Focus on *Living* Greens
The more alive the green, the more K1 it has. The plant uses K1 for its energy production, in photosynthesis. When you pick it, it stops producing energy, so the K1 levels fall.
Dr. Price noticed that the more rapidly the grass is growing (that is, the greater its energy needs) the more K2 the cows will produce (that is, the more K1 in the grass).
You absorb more nutrients from a living plant than a dead one — because all co-factors are in synergistic balance in a living food. Lettuce loses 60% of its vitamin C within 24 hours of picking.
Is vitamin C needed to absorb K1, or to convert it to K2? We don’t know!
I dislike the way cooking destroys the energy in leafy greens. It’s dead food to me. My first choice is to blend or juice my greens, or munch on a raw salad.
In my experience, the best thing you can do for your health is to focus on living foods — food that is still growing when you eat it.
Bottom Line for Vegans
Are you vegan? In theory you can eat enough K2 in your diet daily, without turning to eggs, butter, and cheese.
You have four choices:
(1) Best & Easiest: Ferment your own veggies at home in a Fermentation Crock Pot (#ad) — using a starter culture that the supplier guarantees will produce vitamin K2.

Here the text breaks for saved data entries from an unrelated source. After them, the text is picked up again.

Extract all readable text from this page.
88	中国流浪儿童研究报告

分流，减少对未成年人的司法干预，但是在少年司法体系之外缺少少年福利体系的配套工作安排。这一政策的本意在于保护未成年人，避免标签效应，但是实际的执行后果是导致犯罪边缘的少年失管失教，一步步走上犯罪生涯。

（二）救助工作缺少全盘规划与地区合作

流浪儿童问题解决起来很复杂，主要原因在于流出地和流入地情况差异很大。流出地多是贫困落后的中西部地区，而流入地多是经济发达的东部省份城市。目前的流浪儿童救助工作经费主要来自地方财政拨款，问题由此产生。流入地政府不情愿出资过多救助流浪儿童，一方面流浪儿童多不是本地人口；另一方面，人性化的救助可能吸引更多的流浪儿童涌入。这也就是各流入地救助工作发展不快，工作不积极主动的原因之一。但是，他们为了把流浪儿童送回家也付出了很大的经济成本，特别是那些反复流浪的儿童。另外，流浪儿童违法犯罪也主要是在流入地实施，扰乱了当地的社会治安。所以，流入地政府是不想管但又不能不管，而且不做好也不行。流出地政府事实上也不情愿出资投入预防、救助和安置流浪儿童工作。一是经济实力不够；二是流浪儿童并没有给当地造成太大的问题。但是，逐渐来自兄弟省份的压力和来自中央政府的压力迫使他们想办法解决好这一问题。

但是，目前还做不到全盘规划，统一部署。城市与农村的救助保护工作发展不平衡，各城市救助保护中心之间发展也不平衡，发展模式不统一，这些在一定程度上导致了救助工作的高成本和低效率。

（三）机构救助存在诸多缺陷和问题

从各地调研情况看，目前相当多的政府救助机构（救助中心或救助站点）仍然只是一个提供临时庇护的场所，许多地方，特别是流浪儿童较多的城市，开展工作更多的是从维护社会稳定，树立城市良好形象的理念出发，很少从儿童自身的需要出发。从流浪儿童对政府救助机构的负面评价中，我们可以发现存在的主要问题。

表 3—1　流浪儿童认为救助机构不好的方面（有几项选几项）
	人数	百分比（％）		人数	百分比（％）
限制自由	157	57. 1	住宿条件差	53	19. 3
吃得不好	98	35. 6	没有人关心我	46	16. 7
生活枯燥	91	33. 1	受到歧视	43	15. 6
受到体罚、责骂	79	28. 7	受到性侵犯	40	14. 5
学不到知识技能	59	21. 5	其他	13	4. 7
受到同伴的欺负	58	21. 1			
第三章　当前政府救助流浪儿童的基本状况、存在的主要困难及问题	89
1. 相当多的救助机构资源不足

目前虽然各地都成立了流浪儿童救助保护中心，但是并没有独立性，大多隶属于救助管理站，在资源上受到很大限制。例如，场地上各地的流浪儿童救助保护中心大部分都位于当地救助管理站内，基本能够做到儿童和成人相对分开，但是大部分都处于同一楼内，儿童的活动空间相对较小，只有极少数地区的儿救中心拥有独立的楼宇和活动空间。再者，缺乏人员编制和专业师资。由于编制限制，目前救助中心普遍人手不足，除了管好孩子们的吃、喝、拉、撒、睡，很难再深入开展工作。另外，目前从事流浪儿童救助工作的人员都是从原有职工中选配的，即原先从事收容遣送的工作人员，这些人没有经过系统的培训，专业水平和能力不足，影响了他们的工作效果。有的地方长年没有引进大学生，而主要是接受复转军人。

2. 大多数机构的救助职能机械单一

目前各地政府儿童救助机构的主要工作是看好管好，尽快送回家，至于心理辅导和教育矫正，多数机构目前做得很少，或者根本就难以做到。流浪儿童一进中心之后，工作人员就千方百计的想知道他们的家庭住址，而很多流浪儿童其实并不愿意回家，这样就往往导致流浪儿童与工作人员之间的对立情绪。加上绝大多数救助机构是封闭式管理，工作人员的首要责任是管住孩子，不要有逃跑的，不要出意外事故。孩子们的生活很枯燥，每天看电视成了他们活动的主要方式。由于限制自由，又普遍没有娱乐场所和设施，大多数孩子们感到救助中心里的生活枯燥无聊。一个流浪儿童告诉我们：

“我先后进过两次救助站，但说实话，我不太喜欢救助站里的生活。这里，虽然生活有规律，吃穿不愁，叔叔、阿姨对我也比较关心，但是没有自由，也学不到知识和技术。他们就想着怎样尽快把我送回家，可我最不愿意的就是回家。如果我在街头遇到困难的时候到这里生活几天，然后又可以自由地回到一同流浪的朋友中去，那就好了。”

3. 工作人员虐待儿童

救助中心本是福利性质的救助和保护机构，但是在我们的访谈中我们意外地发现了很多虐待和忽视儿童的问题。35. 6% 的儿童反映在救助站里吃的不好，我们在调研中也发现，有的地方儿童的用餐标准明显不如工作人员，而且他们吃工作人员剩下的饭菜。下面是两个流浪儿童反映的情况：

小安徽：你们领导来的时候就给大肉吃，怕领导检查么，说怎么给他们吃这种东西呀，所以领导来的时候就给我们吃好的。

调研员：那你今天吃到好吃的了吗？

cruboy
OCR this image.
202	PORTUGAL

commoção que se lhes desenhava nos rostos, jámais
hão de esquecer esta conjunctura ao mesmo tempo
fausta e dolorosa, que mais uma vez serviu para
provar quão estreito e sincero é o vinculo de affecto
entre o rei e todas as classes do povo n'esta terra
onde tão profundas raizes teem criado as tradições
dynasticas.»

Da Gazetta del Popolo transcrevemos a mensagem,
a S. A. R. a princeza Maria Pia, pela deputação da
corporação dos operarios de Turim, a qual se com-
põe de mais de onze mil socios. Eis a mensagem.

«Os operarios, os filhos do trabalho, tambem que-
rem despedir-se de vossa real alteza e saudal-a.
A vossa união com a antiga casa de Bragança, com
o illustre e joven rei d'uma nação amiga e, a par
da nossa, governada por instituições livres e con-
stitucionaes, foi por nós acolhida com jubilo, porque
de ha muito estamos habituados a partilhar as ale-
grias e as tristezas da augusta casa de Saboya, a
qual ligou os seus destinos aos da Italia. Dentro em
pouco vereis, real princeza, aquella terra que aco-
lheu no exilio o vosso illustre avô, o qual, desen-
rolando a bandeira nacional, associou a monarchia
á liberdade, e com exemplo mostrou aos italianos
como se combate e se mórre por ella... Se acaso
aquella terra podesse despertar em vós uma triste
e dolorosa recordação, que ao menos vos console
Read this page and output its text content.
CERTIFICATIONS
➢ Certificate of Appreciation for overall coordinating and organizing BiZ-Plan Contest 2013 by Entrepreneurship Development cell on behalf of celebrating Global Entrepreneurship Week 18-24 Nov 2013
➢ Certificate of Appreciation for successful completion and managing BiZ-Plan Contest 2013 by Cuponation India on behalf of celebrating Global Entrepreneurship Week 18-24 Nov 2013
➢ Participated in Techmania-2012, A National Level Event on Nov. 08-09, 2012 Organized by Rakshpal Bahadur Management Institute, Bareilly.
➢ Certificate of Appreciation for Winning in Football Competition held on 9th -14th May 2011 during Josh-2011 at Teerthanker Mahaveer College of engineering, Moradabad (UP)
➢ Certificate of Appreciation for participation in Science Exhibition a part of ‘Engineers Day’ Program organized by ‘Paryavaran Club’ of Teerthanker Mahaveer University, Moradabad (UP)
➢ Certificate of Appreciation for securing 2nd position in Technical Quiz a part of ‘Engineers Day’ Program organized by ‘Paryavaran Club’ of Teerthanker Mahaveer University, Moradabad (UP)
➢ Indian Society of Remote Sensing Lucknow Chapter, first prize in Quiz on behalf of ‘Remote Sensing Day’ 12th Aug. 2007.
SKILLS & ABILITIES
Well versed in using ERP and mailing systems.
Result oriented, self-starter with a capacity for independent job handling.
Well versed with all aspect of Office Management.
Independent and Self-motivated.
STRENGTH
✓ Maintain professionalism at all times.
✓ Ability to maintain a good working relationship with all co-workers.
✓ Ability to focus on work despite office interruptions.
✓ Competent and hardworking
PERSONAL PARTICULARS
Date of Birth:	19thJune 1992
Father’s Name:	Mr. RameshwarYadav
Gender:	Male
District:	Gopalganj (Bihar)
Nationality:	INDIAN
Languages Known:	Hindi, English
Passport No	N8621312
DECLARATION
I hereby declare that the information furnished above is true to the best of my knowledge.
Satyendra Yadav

At this time, Dr. Mercola is the only one world-wide who guarantees that his Kinetic Culture (#ad) will produce vitamin K2 in the quantity we need — 1.5 ounces (43g) of these fermented veggies will give you 209 mcg of vitamin K2 daily.
Body Ecology website told me in October 2013:
“We have not done any testing on vegetables made using our [Veggie Culture] Starter for K2 content. … We have no plans to conduct testing on cultured vegetables made using our starter for K2 at this time.”